Hey Phil, I’ve just read up on your recent posts after returning from Unreal Fest. I see you’ve cut a large number of objects from the dedicated server so that’s great. I’ll respond to all your points one by one, apologies for the wait.
NeedsLoadForServer behavior
You mentioned: “So, when looking into the UObject::NeedsLoadForServer, it looked like the engine code was already written with the mindset of removing primitives without collisions on the server. For some reason though the feature is mostly disabled, I don’t know if that’s a bug.”
I wasn’t aware, but that it’s disabled is in line with other default behavior, where we don’t want the engine to make assumptions for you. That’s just my guess though, if you want to know the answer with certainty let me know and I can ask around internally what the intention was.
FastGeo results
When you say that with FastGeo you reduced object count by roughly 24.5K, that’s compared to WorldPartitionRuntimeCellTransformerISMs, correct? Or is that compared to not transforming the level contents?

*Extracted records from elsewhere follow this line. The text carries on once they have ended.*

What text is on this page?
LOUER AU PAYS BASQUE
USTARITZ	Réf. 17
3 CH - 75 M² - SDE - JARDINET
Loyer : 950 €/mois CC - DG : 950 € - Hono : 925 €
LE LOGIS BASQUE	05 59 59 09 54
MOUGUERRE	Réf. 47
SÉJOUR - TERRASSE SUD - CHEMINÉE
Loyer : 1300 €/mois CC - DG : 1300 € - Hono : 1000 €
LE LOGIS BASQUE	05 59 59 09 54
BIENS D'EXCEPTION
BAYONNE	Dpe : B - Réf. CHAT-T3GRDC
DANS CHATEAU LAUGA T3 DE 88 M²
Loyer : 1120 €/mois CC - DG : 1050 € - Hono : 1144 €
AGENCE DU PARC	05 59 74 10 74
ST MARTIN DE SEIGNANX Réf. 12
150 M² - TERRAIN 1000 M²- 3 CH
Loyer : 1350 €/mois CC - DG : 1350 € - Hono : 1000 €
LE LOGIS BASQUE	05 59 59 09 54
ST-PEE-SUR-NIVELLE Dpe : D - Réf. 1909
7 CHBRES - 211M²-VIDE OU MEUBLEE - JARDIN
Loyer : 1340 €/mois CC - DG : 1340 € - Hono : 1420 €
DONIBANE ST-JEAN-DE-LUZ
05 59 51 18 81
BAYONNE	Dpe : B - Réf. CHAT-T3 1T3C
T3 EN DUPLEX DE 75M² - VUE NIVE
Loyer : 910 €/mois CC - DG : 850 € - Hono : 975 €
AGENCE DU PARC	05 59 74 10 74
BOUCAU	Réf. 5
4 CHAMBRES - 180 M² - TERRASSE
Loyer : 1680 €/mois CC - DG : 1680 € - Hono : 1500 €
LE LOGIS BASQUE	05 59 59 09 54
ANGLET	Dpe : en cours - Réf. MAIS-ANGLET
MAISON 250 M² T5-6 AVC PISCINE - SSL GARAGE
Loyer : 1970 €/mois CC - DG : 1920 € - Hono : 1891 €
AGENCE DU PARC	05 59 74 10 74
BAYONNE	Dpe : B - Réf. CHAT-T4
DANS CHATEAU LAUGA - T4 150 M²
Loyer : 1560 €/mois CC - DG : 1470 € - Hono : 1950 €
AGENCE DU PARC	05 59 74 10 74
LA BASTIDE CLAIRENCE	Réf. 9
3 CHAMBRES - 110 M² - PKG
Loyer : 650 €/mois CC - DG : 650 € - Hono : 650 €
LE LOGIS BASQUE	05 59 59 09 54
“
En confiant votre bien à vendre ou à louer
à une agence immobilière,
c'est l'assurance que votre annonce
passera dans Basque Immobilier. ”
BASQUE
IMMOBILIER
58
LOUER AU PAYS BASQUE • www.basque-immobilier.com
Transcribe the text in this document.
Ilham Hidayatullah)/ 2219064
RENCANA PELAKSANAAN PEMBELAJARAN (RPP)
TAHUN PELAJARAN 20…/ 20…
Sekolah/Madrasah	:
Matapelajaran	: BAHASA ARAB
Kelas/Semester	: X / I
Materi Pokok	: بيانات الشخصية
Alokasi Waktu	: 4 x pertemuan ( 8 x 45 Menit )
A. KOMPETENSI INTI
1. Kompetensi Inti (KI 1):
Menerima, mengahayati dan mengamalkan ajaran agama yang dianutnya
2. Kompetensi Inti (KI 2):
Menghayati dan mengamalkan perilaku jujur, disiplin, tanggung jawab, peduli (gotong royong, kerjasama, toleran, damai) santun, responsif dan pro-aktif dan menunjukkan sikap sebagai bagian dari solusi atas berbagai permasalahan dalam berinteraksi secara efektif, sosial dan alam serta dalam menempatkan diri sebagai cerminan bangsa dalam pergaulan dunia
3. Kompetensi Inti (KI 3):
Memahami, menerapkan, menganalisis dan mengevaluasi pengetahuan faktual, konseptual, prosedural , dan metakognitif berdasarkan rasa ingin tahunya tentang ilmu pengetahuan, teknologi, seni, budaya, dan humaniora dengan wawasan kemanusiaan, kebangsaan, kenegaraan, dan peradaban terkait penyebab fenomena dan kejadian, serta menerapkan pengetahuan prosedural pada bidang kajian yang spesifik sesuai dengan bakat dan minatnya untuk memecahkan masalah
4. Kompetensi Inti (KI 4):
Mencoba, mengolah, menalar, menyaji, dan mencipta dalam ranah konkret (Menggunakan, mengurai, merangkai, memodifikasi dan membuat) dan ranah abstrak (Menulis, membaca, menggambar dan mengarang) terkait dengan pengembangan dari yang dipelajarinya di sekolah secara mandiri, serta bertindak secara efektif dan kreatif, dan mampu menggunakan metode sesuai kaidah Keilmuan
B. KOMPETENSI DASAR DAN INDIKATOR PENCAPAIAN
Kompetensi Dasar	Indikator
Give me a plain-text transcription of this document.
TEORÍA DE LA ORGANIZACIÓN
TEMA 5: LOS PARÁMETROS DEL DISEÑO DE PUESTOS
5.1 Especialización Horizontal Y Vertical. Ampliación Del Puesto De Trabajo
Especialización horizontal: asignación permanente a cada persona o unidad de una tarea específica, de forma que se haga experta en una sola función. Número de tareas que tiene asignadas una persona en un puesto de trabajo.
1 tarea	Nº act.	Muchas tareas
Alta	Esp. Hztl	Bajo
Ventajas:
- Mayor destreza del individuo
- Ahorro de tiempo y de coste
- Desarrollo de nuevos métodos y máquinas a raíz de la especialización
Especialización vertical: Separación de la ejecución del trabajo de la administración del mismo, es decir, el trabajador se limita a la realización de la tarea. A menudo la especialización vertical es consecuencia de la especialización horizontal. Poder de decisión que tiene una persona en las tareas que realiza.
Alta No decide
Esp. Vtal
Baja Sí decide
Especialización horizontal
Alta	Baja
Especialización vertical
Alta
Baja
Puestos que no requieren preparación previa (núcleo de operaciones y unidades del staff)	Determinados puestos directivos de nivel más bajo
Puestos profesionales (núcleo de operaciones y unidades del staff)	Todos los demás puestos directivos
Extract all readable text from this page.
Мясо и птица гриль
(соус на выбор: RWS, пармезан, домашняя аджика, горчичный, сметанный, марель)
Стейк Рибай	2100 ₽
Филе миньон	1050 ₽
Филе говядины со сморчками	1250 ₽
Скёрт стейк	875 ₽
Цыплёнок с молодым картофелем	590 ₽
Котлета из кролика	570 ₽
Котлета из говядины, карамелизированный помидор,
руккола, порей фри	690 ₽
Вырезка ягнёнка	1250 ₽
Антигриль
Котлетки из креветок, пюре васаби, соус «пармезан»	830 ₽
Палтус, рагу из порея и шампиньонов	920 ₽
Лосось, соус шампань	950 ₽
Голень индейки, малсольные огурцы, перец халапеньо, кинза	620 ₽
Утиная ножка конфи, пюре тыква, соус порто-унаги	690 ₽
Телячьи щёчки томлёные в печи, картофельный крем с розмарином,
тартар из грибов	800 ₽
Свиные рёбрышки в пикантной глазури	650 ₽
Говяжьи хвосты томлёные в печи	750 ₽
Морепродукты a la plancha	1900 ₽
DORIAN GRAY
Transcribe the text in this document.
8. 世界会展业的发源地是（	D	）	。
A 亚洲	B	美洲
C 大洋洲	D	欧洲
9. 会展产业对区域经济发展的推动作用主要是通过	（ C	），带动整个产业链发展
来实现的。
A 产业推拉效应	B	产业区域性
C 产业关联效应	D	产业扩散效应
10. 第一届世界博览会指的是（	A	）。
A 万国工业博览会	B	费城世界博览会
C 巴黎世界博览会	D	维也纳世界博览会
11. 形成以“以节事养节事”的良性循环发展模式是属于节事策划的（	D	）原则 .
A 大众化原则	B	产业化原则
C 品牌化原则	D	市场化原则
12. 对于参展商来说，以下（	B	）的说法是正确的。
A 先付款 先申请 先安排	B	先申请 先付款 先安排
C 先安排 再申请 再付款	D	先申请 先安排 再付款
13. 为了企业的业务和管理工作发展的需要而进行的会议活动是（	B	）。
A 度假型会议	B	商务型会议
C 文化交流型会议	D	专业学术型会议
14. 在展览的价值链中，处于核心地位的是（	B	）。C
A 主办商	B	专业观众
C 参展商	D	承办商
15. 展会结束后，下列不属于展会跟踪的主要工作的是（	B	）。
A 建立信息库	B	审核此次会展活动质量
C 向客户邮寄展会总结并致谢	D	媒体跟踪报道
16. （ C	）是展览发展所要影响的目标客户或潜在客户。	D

As for the resulting GC times (18.74ms), how did you measure that exactly? I.e. which Unreal Insights timer, log message etc. If you’ll provide that, I can ask internally if anyone has ideas for how FastGeo could make GC times worse. But we’ll need some more granular info like how much of those 19ms is spent in PerformReachabilityAnalysis, GatherUnreachableObjects, and so on. A screenshots of an insights capture would be helpful here.
Incorrect results
Ending up with floating objects is wrong in the case of both WP runtime cell transformer and FastGeoStreaming. If you can repro that in a clean UE 5.7 Preview project, our dev team would appreciate that and would investigate it. Or, if you notice any factors that can trigger the floating objects (i.e. are they in embedded level instances, or child actor components, etc) that would be helpful too.
Is that 18-19ms server GC time acceptable or will you want to decrease that more? It might be worthwhile playing with different periods (30s) to see if more frequent GC results in faster passes. Or do them less frequent as long as the server is below a certain memory threshold.
BodySetup numbers
You asked before about whether high UBodySetup counts are to be expected. It depends on a number of factors:
- the number of unique static mesh and skeletal mesh assets you have.
- every skeletal mesh component with per-poly collision constructs a UBodySetup
- every spline mesh component constructs a UBodySetup
This list isn’t exhaustive but I just had a look at what constructs UBodySetups. Since you have many spline mesh components, that number of body setups is expected. If you want to dig into it, you can execute this snippet at any time to log out the source of body setups:
ForEachObjectOfClass(UBodySetup::StaticClass(), [this](UObject* BodySetup)
{
UE_LOG(LogTemp, Warning, TEXT("FOUND BodySetup: '%s' in package '%s'"), *BodySetup->GetPathName(), *BodySetup->GetPackage()->GetName());
});
I suspect it’s the runtime created body setups from SplineMeshComponents though. If those spline mesh components need any collision / overlap / raycastability then they’ll need a body setup.